オーソン・ウェルズの、オーソン・ウェルズによる、オーソン・ウェルズのためのオーソン・ウェルズ劇場なのですが、独特の古めかしい耽美の世界があって一種の美しさがあります。でも彼の美学は見た目に徹底的にこだわるというより、リタ・ヘイワースという当時の美人アイコンと自分をモチーフににした、ハードボイルド的な世界。
逃亡中に目覚める遊園地の一室は、名作「カリガリ博士」みたいですね。オーソン・ウェルズきっと「カリガリ博士」見てただろうなぁ。
ストーリーは、それほど複雑じゃないものをひねってひねって複雑にしたようで、なかなか映画の筋が追えない私には難しかったです。
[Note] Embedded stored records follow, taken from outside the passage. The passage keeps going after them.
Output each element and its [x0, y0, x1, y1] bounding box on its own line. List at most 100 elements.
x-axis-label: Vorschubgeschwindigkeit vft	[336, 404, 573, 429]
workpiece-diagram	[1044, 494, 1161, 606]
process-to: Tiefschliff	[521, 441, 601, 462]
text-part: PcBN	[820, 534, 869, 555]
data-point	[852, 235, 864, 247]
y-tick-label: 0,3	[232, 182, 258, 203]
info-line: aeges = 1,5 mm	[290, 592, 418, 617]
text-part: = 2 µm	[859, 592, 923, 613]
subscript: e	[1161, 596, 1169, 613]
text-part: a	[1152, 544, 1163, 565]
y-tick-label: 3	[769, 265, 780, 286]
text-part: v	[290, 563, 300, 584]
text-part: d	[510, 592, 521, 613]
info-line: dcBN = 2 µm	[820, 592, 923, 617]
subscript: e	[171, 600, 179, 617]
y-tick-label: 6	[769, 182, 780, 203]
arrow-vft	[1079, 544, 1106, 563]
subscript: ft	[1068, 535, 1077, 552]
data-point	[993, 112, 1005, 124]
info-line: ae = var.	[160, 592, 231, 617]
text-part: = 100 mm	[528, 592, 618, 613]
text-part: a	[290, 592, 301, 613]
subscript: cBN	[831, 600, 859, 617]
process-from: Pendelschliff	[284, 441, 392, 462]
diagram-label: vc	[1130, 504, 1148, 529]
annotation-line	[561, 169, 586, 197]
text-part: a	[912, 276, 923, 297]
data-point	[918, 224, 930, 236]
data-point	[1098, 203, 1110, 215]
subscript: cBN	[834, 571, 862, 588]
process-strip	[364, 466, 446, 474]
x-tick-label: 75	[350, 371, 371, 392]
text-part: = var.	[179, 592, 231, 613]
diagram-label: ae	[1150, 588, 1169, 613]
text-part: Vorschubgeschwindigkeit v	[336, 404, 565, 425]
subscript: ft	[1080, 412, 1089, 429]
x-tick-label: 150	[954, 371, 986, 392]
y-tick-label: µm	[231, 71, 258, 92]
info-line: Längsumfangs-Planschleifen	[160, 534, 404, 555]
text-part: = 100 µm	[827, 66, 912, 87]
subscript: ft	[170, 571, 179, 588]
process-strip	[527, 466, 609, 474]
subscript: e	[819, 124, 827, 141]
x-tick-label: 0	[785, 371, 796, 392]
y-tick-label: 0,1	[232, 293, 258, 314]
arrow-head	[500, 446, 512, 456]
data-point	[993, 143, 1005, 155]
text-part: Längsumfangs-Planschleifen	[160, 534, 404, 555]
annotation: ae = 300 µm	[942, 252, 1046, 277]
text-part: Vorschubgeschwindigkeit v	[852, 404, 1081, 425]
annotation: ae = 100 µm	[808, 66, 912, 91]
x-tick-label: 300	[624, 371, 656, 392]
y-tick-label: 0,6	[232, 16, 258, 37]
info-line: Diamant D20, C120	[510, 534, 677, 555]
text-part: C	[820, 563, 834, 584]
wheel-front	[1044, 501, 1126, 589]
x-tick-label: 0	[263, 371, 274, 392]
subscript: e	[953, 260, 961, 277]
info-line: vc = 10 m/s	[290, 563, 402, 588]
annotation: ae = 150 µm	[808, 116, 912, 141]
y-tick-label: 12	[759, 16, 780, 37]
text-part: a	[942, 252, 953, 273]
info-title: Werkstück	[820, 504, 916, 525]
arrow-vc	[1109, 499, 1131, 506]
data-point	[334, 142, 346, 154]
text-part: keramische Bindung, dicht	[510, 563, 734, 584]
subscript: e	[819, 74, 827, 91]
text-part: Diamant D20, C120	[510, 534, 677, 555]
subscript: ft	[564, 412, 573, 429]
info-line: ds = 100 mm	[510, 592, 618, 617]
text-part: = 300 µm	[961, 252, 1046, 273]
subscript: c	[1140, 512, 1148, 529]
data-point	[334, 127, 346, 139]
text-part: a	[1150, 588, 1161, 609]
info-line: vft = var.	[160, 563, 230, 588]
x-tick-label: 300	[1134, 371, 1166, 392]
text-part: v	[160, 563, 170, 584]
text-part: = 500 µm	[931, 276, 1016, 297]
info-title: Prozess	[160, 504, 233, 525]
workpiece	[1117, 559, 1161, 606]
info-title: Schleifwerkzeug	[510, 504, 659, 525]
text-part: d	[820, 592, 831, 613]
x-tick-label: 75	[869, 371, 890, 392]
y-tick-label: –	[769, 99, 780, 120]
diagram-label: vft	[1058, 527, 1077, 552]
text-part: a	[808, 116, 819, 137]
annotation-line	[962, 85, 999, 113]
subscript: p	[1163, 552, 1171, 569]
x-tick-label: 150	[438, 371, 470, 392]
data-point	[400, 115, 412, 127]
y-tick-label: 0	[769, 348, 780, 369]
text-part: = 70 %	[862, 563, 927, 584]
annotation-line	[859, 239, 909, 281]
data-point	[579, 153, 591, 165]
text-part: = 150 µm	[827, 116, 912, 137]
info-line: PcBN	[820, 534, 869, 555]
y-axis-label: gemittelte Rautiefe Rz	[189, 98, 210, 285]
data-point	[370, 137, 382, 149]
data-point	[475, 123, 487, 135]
DVDの特典に、ピーター・ボグダノヴィッチ監督による解説が入っててびっくり。「ラスト・ショー」とか「ペーパームーン」とか彼の作品は私好みなので、その監督がオーソンウェルズ評論家というのは意外です。そして、リタ・ヘイワースがオーソン・ウェルズの妻だったと聞いてまたびっくり。知らなかった!
この映画は、私としては、ウェルズとヘイワース以外のアクの強い俳優陣の方に惹かれました。
「上海から来た女」がサンフランシスコのチャイナ・タウンで倒れるってのも、できすぎててウェルズ監督っぽい気がします。ゾワっとする神秘、謎、の感覚が楽しめる作品です。